The loonie is struggling, putting a premium on anything Canadians buy that comes with a price tag in U.S. dollars.
With the Canadian dollar languishing around 69.5 cents US — floating near four year lows compared to the American greenback — experts say there are some steps consumers, investors and travellers can take to ease the financial stress of a weak loonie, and maybe even get ahead.
The Canadian dollar has lost roughly five cents in value compared to its U.S. counterpart over the past year.
There are a number of compounding reasons for the loonie’s struggles, from a growing gap in policy rates between central banks on either side of the Canada-U.S. border to fears of president-elect Donald Trump’s threatened tariffs and other political upheaval.
Experts who spoke to Global News see a cloudy picture for the exchange rate in 2025, though forecasts for an economic rebound in the second half of the year might help lift the loonie.
“The name of the game for Canadians right now is to understand what they can do to safeguard their finances and how to even potentially take advantage of the current environment,” says Shannon Terrell, lead writer and spokesperson for NerdWallet Canada.

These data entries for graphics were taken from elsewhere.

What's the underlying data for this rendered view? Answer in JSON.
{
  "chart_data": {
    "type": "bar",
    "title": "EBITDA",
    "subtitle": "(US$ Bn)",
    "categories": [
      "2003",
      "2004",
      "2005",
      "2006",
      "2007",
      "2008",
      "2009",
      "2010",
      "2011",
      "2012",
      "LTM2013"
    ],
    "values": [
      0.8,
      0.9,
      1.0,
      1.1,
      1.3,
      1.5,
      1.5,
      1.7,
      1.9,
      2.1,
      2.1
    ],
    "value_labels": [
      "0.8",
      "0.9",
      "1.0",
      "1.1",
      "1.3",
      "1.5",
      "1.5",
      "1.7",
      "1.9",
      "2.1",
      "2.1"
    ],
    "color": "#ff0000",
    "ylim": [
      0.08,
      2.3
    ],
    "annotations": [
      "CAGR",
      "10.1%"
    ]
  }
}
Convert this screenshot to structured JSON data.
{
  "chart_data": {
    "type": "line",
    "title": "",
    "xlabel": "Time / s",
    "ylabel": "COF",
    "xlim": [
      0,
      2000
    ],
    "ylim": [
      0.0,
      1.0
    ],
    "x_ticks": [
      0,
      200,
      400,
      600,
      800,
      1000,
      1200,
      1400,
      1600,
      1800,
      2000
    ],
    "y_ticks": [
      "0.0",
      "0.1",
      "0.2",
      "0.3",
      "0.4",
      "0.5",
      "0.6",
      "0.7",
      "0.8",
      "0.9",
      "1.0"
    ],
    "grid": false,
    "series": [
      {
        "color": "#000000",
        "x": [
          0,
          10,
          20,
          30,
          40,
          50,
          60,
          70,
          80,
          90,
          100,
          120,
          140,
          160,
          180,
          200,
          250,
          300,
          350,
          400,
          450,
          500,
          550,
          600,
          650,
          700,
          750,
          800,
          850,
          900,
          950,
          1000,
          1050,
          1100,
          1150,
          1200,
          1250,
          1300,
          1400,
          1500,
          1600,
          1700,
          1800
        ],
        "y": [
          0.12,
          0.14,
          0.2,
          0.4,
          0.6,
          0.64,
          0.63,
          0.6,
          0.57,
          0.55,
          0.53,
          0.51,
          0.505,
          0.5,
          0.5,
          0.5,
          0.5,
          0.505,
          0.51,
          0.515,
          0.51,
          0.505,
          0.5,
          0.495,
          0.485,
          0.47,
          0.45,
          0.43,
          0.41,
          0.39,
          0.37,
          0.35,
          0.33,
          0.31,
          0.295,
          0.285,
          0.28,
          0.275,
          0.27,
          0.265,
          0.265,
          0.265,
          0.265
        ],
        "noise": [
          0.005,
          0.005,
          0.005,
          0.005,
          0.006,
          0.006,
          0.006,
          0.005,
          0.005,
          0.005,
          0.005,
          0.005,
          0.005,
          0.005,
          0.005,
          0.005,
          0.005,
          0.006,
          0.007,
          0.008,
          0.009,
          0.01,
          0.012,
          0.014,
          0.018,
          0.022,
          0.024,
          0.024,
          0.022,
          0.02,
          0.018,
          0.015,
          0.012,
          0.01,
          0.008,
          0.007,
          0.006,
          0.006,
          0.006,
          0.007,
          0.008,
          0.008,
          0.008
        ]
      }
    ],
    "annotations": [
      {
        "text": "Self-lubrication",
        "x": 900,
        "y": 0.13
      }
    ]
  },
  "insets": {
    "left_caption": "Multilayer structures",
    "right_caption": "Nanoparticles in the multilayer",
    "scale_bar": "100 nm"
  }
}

Terrell says there are a few obvious areas where consumers will see their loonie lose buying power. That includes anyone shopping online from U.S. sellers, and those travelling south of the border this year.
Grocers, too, will be contending with the weaker exchange rate when they’re buying food from U.S. suppliers.
“Anything that we are bringing in from the U.S. essentially is going to become more expensive, primarily electronics, clothing and unfortunately, food,” Terrell explains.